Um estudo conduzido pelo Centro de Integração de Dados e Conhecimento para Saúde da Fiocruz Bahia, publicado este ano na revista JAMA Network Open, mostra que crianças afetadas pela síndrome possuem maior risco de morte por doenças infecciosas e por doenças dos sistemas respiratório e nervoso.

Uma das mães entrevistadas por Mirella disse ter medo de que o filho seja contaminado na escola e, por isso, ele não frequenta as aulas. Outra mãe gostaria de levar a criança, mas encontra barreiras físicas. É que, apesar de a prefeitura local disponibilizar transporte escolar, a mãe precisaria subir uma escadaria com o filho, que depende de uma cadeira de rodas, para acessar o local onde o transporte passa.

Essa mesma mãe foi abandonada pelo companheiro e estava com um bebê de colo quando Mirella foi visitá-la para a pesquisa. “Primeiro, foram cerca de três horas de acolhimento dessa mãe que chorava e desabafava para que, depois, eu pudesse conduzir a pesquisa”, lembra a pesquisadora. Dos 25 entrevistados, 24 eram mães. Apenas um pai participou da pesquisa.
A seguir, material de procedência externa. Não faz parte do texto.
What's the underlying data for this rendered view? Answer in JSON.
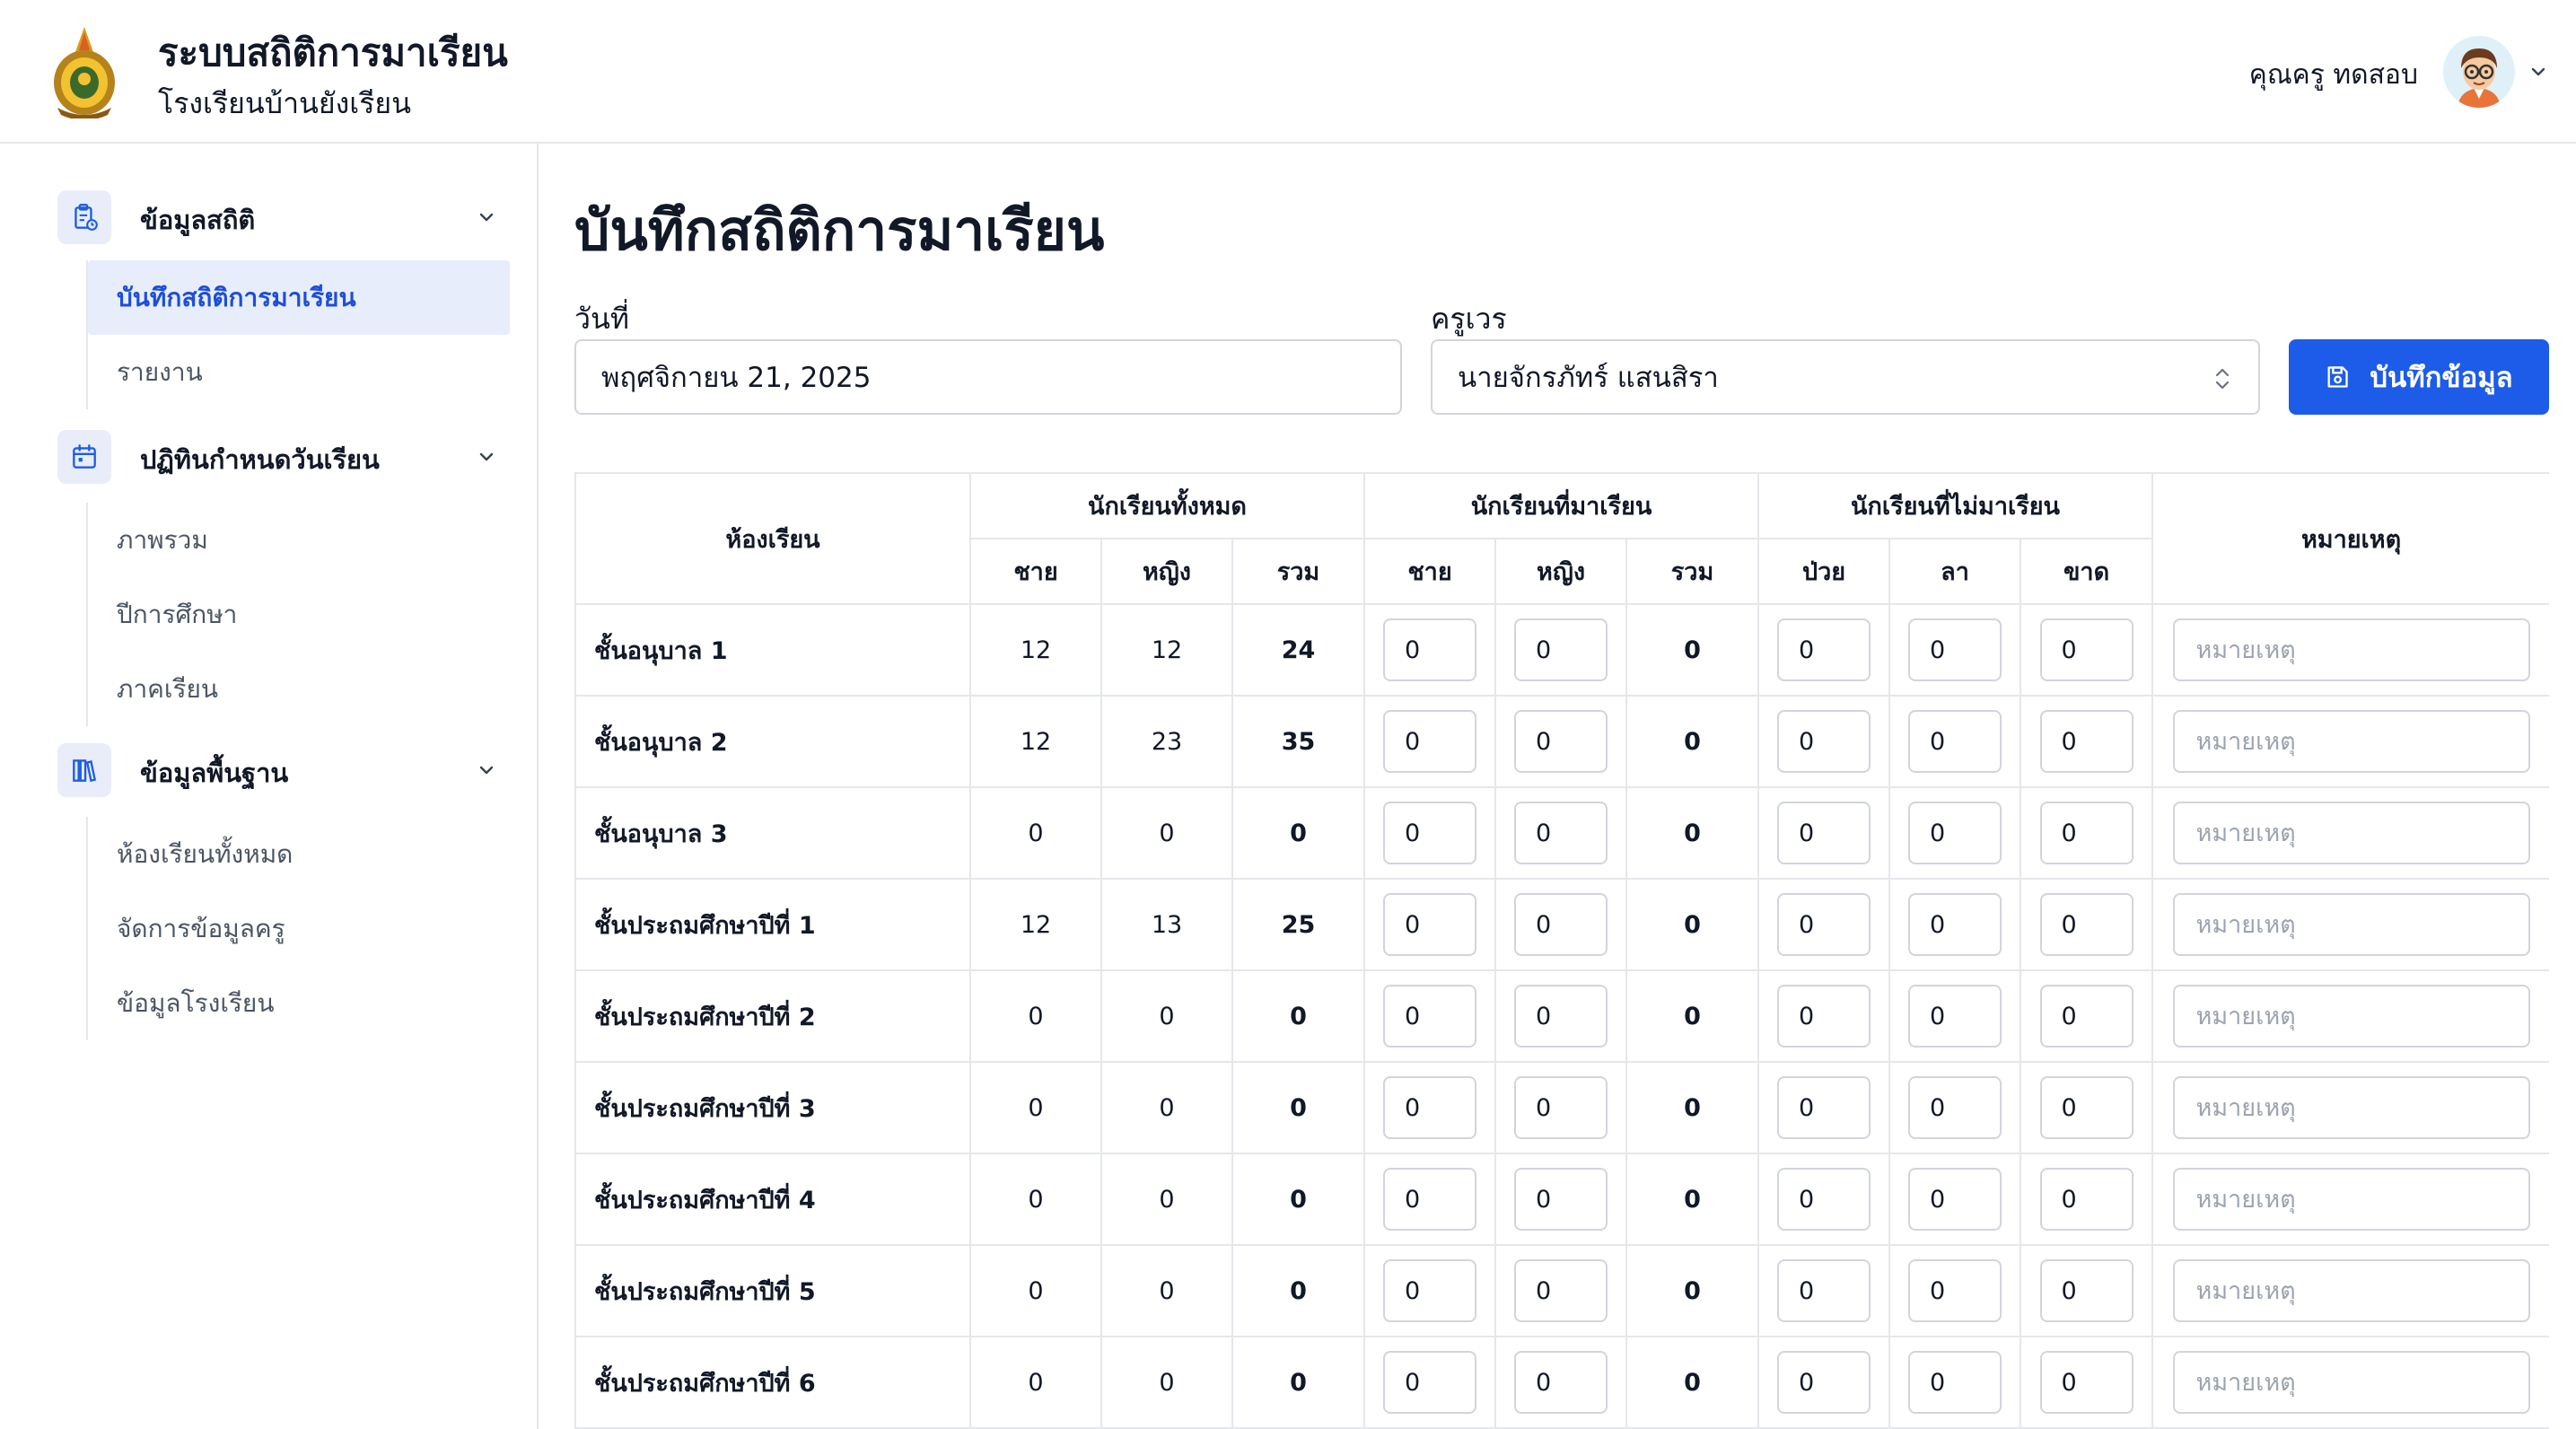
{
  "header": {
    "title": "ระบบสถิติการมาเรียน",
    "subtitle": "โรงเรียนบ้านยังเรียน",
    "user_name": "คุณครู ทดสอบ",
    "logo_icon": "school-crest-icon",
    "avatar_icon": "teacher-avatar-icon"
  },
  "sidebar": {
    "groups": [
      {
        "label": "ข้อมูลสถิติ",
        "icon": "clipboard-stats-icon",
        "items": [
          {
            "label": "บันทึกสถิติการมาเรียน",
            "active": true
          },
          {
            "label": "รายงาน"
          }
        ]
      },
      {
        "label": "ปฏิทินกำหนดวันเรียน",
        "icon": "calendar-icon",
        "items": [
          {
            "label": "ภาพรวม"
          },
          {
            "label": "ปีการศึกษา"
          },
          {
            "label": "ภาคเรียน"
          }
        ]
      },
      {
        "label": "ข้อมูลพื้นฐาน",
        "icon": "books-icon",
        "items": [
          {
            "label": "ห้องเรียนทั้งหมด"
          },
          {
            "label": "จัดการข้อมูลครู"
          },
          {
            "label": "ข้อมูลโรงเรียน"
          }
        ]
      }
    ]
  },
  "main": {
    "title": "บันทึกสถิติการมาเรียน",
    "date_label": "วันที่",
    "date_value": "พฤศจิกายน 21, 2025",
    "teacher_label": "ครูเวร",
    "teacher_value": "นายจักรภัทร์ แสนสิรา",
    "save_label": "บันทึกข้อมูล"
  },
  "table": {
    "headers": {
      "room": "ห้องเรียน",
      "total_group": "นักเรียนทั้งหมด",
      "present_group": "นักเรียนที่มาเรียน",
      "absent_group": "นักเรียนที่ไม่มาเรียน",
      "note": "หมายเหตุ",
      "male": "ชาย",
      "female": "หญิง",
      "sum": "รวม",
      "sick": "ป่วย",
      "leave": "ลา",
      "absent": "ขาด"
    },
    "note_placeholder": "หมายเหตุ",
    "rows": [
      {
        "room": "ชั้นอนุบาล 1",
        "male": "12",
        "female": "12",
        "total": "24",
        "p_male": "0",
        "p_female": "0",
        "p_total": "0",
        "sick": "0",
        "leave": "0",
        "absent": "0"
      },
      {
        "room": "ชั้นอนุบาล 2",
        "male": "12",
        "female": "23",
        "total": "35",
        "p_male": "0",
        "p_female": "0",
        "p_total": "0",
        "sick": "0",
        "leave": "0",
        "absent": "0"
      },
      {
        "room": "ชั้นอนุบาล 3",
        "male": "0",
        "female": "0",
        "total": "0",
        "p_male": "0",
        "p_female": "0",
        "p_total": "0",
        "sick": "0",
        "leave": "0",
        "absent": "0"
      },
      {
        "room": "ชั้นประถมศึกษาปีที่ 1",
        "male": "12",
        "female": "13",
        "total": "25",
        "p_male": "0",
        "p_female": "0",
        "p_total": "0",
        "sick": "0",
        "leave": "0",
        "absent": "0"
      },
      {
        "room": "ชั้นประถมศึกษาปีที่ 2",
        "male": "0",
        "female": "0",
        "total": "0",
        "p_male": "0",
        "p_female": "0",
        "p_total": "0",
        "sick": "0",
        "leave": "0",
        "absent": "0"
      },
      {
        "room": "ชั้นประถมศึกษาปีที่ 3",
        "male": "0",
        "female": "0",
        "total": "0",
        "p_male": "0",
        "p_female": "0",
        "p_total": "0",
        "sick": "0",
        "leave": "0",
        "absent": "0"
      },
      {
        "room": "ชั้นประถมศึกษาปีที่ 4",
        "male": "0",
        "female": "0",
        "total": "0",
        "p_male": "0",
        "p_female": "0",
        "p_total": "0",
        "sick": "0",
        "leave": "0",
        "absent": "0"
      },
      {
        "room": "ชั้นประถมศึกษาปีที่ 5",
        "male": "0",
        "female": "0",
        "total": "0",
        "p_male": "0",
        "p_female": "0",
        "p_total": "0",
        "sick": "0",
        "leave": "0",
        "absent": "0"
      },
      {
        "room": "ชั้นประถมศึกษาปีที่ 6",
        "male": "0",
        "female": "0",
        "total": "0",
        "p_male": "0",
        "p_female": "0",
        "p_total": "0",
        "sick": "0",
        "leave": "0",
        "absent": "0"
      }
    ]
  },
  "colors": {
    "primary": "#1d5ce8",
    "active_bg": "#e8edfb",
    "active_text": "#1d4ed8",
    "border": "#e5e7eb"
  }
}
Por mais que haja a dedicação dessas mães, Mirella defende que as crianças sejam atendidas adequadamente para que possam frequentar a escola e receber acompanhamento médico adequado. “No início da epidemia de zika, as crianças e mães foram muito visibilizadas. Ao longo desses 10 anos, elas foram sendo esquecidas”, coloca a pesquisadora.

“Antes dela ter uma deficiência, ela é uma criança. Tem família, tem história, tem sentimentos e tem direitos. Não é a criança do zika, como muita gente fala. É uma criança”, acrescenta Mirella.